Obertshausen – Die Deutsche Spitzengilde feiert ihren Einzug ins Werkstattmuseum Obertshausen vor 25 Jahren. Dazu zeigt die Gemeinschaft aktuell den Weg „vom Handentwurf zur Maschinenspitze“ sowie einen Querschnitt aus Ausstellungen der vergangenen Jahre. Von Michael Prochnow
Die Leder AG und die Spitzengilde waren 1992 die ersten Gruppen, die eigene Schauräume im Werkstattmuseum eröffnet haben.
Firmengründer Karl Mayer persönlich verlieh dem Verein mit Sitz in Offenbach seinerzeit das Gastrecht.

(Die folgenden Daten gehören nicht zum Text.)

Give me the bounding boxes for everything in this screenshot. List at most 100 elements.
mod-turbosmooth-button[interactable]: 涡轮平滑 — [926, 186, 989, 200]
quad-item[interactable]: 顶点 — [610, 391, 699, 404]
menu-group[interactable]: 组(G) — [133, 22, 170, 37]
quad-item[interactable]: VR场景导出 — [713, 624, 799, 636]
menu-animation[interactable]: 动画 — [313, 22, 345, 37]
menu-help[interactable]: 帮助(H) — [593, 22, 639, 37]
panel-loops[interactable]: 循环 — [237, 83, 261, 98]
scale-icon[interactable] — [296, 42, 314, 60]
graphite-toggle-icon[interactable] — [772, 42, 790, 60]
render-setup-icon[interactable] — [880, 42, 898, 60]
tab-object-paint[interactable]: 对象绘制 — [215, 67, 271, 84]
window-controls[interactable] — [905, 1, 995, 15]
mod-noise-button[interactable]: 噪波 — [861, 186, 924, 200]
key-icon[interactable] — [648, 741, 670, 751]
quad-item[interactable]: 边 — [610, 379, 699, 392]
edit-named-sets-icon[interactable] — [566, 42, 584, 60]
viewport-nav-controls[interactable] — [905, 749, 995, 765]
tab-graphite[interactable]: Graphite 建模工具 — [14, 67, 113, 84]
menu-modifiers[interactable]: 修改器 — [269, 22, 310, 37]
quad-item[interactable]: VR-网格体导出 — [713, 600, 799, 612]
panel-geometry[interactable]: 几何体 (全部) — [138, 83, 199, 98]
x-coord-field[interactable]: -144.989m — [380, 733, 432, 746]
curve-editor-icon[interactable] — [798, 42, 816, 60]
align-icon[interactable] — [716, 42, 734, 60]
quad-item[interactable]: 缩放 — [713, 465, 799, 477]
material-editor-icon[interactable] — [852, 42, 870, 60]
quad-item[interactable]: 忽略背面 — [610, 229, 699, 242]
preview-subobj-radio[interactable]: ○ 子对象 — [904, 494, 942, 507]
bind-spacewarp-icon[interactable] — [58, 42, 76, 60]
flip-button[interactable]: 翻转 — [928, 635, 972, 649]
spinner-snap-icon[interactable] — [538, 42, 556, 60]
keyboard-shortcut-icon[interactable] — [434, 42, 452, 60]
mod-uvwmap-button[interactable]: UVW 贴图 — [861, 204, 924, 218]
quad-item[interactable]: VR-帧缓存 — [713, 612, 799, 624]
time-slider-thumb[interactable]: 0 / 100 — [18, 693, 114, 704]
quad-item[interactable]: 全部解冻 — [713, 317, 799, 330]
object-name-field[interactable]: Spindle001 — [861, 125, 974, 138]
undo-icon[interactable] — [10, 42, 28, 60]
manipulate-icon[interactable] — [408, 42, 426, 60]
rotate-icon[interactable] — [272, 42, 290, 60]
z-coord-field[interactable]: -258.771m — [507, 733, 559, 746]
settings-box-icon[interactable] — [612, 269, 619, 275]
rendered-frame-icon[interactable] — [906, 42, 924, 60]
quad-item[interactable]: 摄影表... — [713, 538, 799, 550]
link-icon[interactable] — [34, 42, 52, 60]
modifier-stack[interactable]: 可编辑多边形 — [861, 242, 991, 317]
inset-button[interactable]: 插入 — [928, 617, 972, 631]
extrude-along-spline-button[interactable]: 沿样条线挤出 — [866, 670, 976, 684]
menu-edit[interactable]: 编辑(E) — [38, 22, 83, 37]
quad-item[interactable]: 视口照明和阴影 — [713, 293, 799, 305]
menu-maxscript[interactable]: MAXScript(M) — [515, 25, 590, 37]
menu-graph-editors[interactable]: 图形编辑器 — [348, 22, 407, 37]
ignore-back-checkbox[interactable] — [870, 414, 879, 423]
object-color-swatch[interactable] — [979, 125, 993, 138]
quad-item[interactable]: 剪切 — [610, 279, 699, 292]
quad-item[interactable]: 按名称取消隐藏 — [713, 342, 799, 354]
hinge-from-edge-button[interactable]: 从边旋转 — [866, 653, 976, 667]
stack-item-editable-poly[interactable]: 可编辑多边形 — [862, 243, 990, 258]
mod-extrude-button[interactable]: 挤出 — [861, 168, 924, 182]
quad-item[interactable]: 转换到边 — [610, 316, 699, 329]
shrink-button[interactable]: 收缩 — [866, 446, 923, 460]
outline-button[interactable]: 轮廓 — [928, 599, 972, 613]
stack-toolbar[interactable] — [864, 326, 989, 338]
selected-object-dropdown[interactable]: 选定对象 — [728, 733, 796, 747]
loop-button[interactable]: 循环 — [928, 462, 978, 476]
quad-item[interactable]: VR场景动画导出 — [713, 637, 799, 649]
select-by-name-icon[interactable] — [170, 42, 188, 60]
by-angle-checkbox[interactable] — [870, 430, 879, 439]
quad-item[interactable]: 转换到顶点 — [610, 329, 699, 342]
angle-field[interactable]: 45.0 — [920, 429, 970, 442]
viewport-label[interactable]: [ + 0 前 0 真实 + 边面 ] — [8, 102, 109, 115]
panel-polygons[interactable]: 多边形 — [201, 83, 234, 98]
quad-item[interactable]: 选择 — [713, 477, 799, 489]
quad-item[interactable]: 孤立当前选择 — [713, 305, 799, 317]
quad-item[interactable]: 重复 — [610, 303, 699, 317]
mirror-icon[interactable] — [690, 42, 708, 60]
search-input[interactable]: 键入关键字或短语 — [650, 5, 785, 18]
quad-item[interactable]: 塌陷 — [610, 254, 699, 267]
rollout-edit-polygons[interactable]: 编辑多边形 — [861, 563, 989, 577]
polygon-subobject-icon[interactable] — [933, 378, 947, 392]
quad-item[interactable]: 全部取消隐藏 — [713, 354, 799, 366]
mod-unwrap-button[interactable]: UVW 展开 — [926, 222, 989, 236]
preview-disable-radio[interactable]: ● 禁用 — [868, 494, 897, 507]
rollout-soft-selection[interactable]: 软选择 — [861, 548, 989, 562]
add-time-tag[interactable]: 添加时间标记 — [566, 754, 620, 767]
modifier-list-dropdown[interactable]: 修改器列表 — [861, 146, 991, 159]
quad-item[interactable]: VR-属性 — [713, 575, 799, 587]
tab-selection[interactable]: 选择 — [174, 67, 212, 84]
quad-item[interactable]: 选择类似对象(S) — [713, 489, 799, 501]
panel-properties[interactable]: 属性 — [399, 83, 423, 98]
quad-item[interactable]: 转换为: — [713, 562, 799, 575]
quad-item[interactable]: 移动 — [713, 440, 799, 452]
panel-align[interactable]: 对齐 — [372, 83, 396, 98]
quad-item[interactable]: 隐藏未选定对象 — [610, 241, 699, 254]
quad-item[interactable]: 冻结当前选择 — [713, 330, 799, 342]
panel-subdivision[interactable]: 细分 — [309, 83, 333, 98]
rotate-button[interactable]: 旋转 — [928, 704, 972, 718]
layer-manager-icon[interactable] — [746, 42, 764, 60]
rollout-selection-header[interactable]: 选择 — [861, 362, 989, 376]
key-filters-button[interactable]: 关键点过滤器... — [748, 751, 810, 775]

Die Damen um Vorsitzende Gudrun Borck durften bald einen zweiten Raum ausstatten, den die Familie Mayer für den Firmengründer vorgesehen hatte. Die Gilde hängte einen Lebenslauf und ein Porträt auf, das 1983 auf einer seiner Maschinen im englischen Zentrum für Maschinenspitze in Nottingham erstellt wurde.
Zum zehnjährigen Bestehen der vor 35 Jahren gegründeten Spitzengilde fand in dem Zimmer eine große Ausstellung von Wolfgang Häusle statt. Der Obertshausener ist Designer für Maschinenspitzen, entwirft Muster für modische Kleidung, die international Beachtung finden. Er hatte bei der Firma Mayer gearbeitet und für den Verein weitere Kontakte geknüpft. So gewann Gudrun Borck die englische Autorin Pat Earnshaw, die sich intensiv mit der Spitzentechnik befasst und ein Lexikon über alle Spitzenarten und deren Herkunft verfasst hat. Sie war mehrfach in Obertshausen, stellte „Spitzen mit fortlaufenden Fäden“ am Beispiel der Sammlung von Häusle vor, alte, handgeklöppelte Spitzen aus dem 16. und 17. Jahrhundert.
Die Gilde war von Anfang an deutschlandweit organisiert, erläutert Borck, die gelernte Erzieherin ist. Die Vereinigung zählt aktuell rund 200 Mitglieder, davon einige aus den Nachbarländern. Die überwiegend weiblichen Aktiven tauschen Informationen über unterschiedliche Spitzen und Techniken aus, unterhalten sich über Design, Bücher, Ausstellungen und Wettbewerbe. Nach Obertshausen gelangte die Runde durch ihr Mitglied Sonja Köhler. Die damalige Inhaberin eines Fachgeschäfts für Handarbeit hörte vom neuen Museum und bemühte sich darum, dass die Spitzengilde im Karl-Mayer-Haus einziehen konnte.
Anfangs eröffnete der Kreis drei, heute zwei Wechselausstellungen im Jahr. Zu sehen waren Werke aus der Schenkung der Familie von Wanda Thümmel aus Breslau. Sie hatte nach Frankfurt in einen Haushaltswarenladen auf der Zeil geheiratet, Teppichentwürfe, Plastiken und Büsten gezeichnet und sich auf Spitze spezialisiert. Gudrun Borck präsentierte Werke von Leni Matthaei, der „Königin der Klöppelspitze“.
Nach der Wende kam auch Spitze aus dem Erzgebirge und Textilkunst aus Magdeburg ins Karl-Mayer-Haus, Richelieu- und Markameearbeiten. „Die klugen Magdeburgerinnen“ füllten die gesamte Wand aus, der sächsisch-erzgebirgische Klöppelverband hat das Bild in Nadelspitze gefertigt. Von dort kam auch der Schmuck, der aus Metallfäden gefertigt ist. Freilich fehlt auch der Spitzengilde der Nachwuchs. „Das ist der Arbeitswelt geschuldet“, weiß Gudrun Borck, „die Frauen haben keine Zeit und Muse mehr für ein so zeitaufwendiges Hobby, viele fühlen sich überlastet“.